Education cash not enough, say universities
Charles Clarke, the education secretary, yesterday set out his three-year budget, confirming that an extra £8.5 billion would be shared between nurseries, schools, colleges and universities between 2005 and 2008. He promised universities that funding per student would be maintained in real terms. However, Universities UK, which represents vice-chancellors, argued that £8.8 billion extra funding was needed for universities alone to repair their crumbling buildings and improve their spending per student. Mr Clarke also defended as "necessary and right" the move to cut 1,460 jobs at the Department for Education and Skills, a reduction of nearly one-third of staff.
( Independent, Financial Times )
Lecturers call off exam action
The Association of University Teachers has called off a dispute that threatened exams after an offer that would mean an average pay rise of more than 12 per cent over two years. The offer will be recommended at next week's annual conference in Scarborough.
( Guardian )
Top-up fees to hit lower pay families
A report on the changes planned for 2006 compiled by the Commons library shows that students from families with incomes of £25,000 a year, after deductions for pension contributions, will suffer most from the annual fees of £3,000 that most universities plan to charge. They will miss out on increased government support through means-tested fee remission designed to protect the poorest students. It is also likely that their children will fall outside the category of students for whom universities will be expected to provide bursaries.
( Daily Telegraph )
English students face fees rise in Scotland
Students from England wanting to go to universities north of the border face paying more in tuition fees under plans being drawn up by the Scottish Executive. Scottish ministers are poised to abolish the present arrangement whereby students from England doing four-year degrees at Scottish universities have their fees for the fourth year paid by the devolved executive. The cash saved - about £6 million a year - will instead be used to pay higher bursaries to Scottish students studying in England to help them pay upfront the new variable fees south of the border, due to be introduced in 2006.
( Times )
Study shows species diversity is in decline
Research revealing a sharp decline in Britain's plants, birds and butterflies supports the hypothesis that the world is experiencing the sixth mass extinction in its history, scientists said yesterday. The study, in the latest issue of the journal Science , offers the first comprehensive evidence that species diversity is decreasing in the UK. The researchers, from the Natural Environment Research Council and elsewhere, blame chiefly the degradation and fragmentation of habitats.

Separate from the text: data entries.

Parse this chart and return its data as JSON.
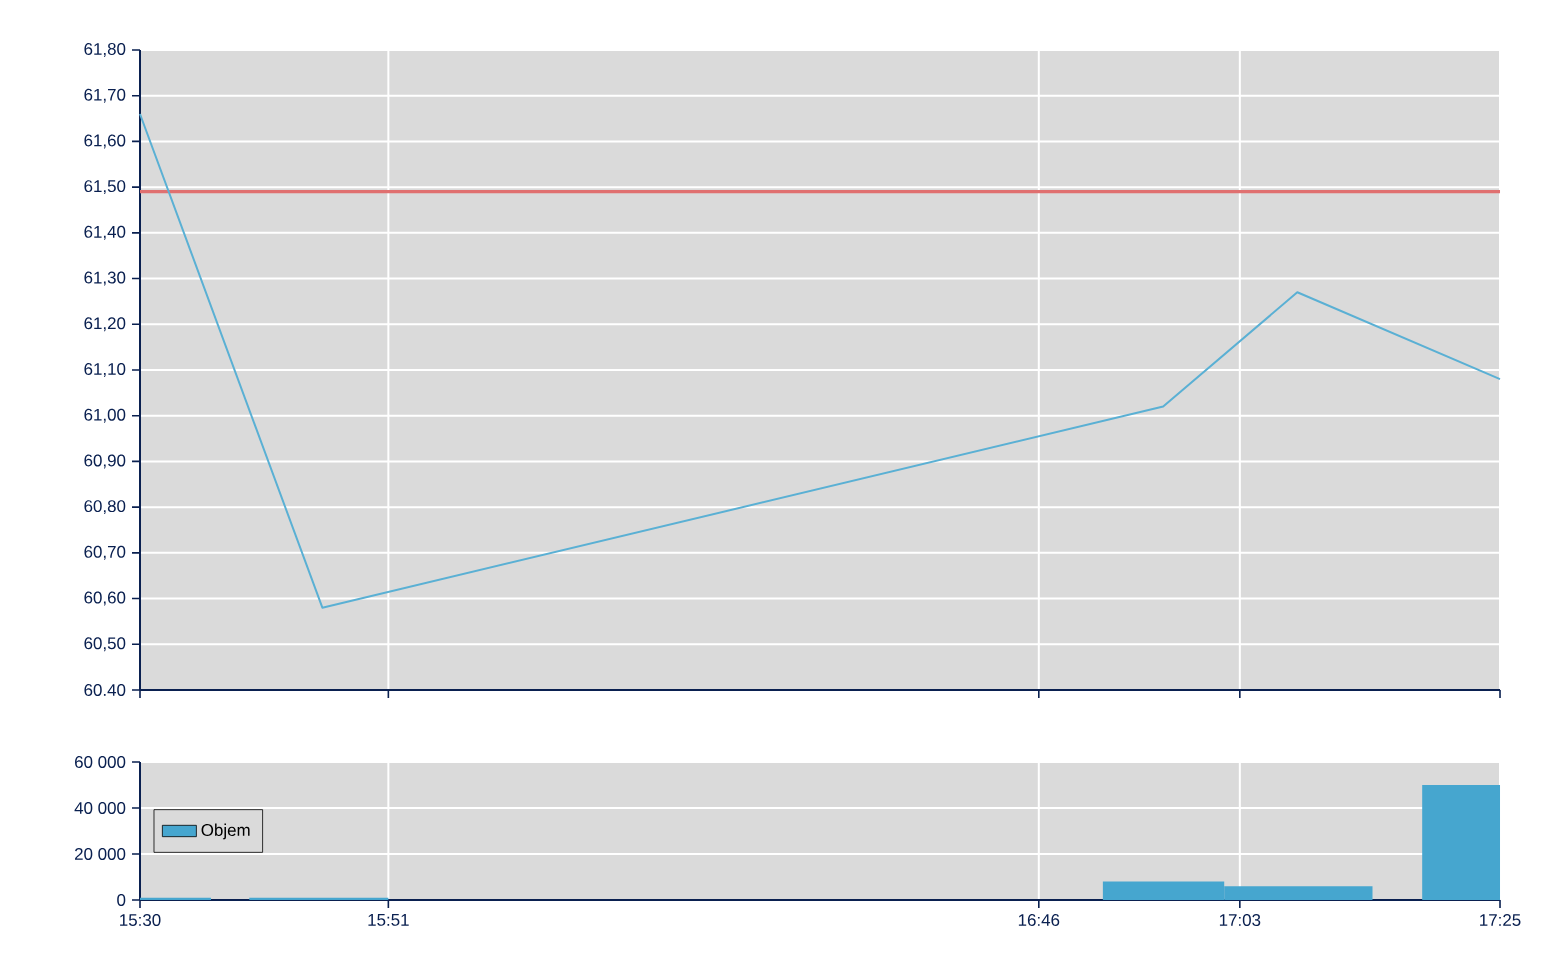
{
  "chart_data": [
    {
      "type": "line",
      "x": [
        15.5,
        15.757,
        16.942,
        17.131,
        17.4167
      ],
      "series": [
        {
          "color": "#5ab0d4",
          "values": [
            61.66,
            60.58,
            61.02,
            61.27,
            61.08
          ]
        }
      ],
      "xlim": [
        15.5,
        17.4167
      ],
      "ylim": [
        60.4,
        61.8
      ],
      "yticks": [
        {
          "value": 60.4,
          "label": "60.40"
        },
        {
          "value": 60.5,
          "label": "60,50"
        },
        {
          "value": 60.6,
          "label": "60,60"
        },
        {
          "value": 60.7,
          "label": "60,70"
        },
        {
          "value": 60.8,
          "label": "60,80"
        },
        {
          "value": 60.9,
          "label": "60,90"
        },
        {
          "value": 61.0,
          "label": "61,00"
        },
        {
          "value": 61.1,
          "label": "61,10"
        },
        {
          "value": 61.2,
          "label": "61,20"
        },
        {
          "value": 61.3,
          "label": "61,30"
        },
        {
          "value": 61.4,
          "label": "61,40"
        },
        {
          "value": 61.5,
          "label": "61,50"
        },
        {
          "value": 61.6,
          "label": "61,60"
        },
        {
          "value": 61.7,
          "label": "61,70"
        },
        {
          "value": 61.8,
          "label": "61,80"
        }
      ],
      "ref_lines": [
        {
          "axis": "y",
          "value": 61.49,
          "color": "#e07070"
        }
      ],
      "tick_labels": "y",
      "grid": true,
      "marker": "none",
      "line_style": "solid"
    },
    {
      "type": "histogram",
      "bins": [
        15.5,
        15.6,
        15.654,
        15.85,
        16.857,
        17.028,
        17.237,
        17.307,
        17.4167
      ],
      "series": [
        {
          "name": "Objem",
          "color": "#46a6cf",
          "values": [
            1000,
            0,
            1000,
            0,
            8000,
            6000,
            0,
            50000
          ]
        }
      ],
      "xlim": [
        15.5,
        17.4167
      ],
      "xticks": [
        {
          "value": 15.5,
          "label": "15:30"
        },
        {
          "value": 15.85,
          "label": "15:51"
        },
        {
          "value": 16.7667,
          "label": "16:46"
        },
        {
          "value": 17.05,
          "label": "17:03"
        },
        {
          "value": 17.4167,
          "label": "17:25"
        }
      ],
      "ylim": [
        0,
        60000
      ],
      "yticks": [
        0,
        {
          "value": 20000,
          "label": "20 000"
        },
        {
          "value": 40000,
          "label": "40 000"
        },
        {
          "value": 60000,
          "label": "60 000"
        }
      ],
      "grid": true,
      "legend": "left"
    }
  ]
}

( Financial Times, Guardian, Daily Telegraph, Independent, Times )
Researchers prove prion role in disease
Two independent research groups have proved that infectious proteins called prions can produce different strains of diseases such as Creutzfeldt-Jakob disease in people and BSE in cattle, on their own without carrying any genetic content. Research teams at the University of California, San Francisco, and Florida State University have shown conclusively that the strains can be accounted for by the ability of the same protein to fold into different shapes.
( Financial Times )
Web craze for short course in literature
Can you really distil the great works of literature into a paragraph? The exercise is as old as the hills but now the craze is said to be sweeping the internet. One site, I Love Books, has challenged readers to summarise a classic in less than 25 words. Though the results do not constitute "a bluffer's guide" to the literary canon, the site's users have gone at the game with gusto. For example: J. R. R. Tolkein's Lord of the Rings : "Little guys go to a lot of trouble to get rid of stolen jewellery." The Bible: "Good opening chapter. Main character arrives halfway through but gets killed off early. Some decent (if dated) commandments. Cracking ending. Slightly too open to interpretation." And, Jane Austen's Pride and Prejudice : "High-principled woman who is not so superficial as to be taken in by wealth and good looks chooses the handsome shaggable one anyway."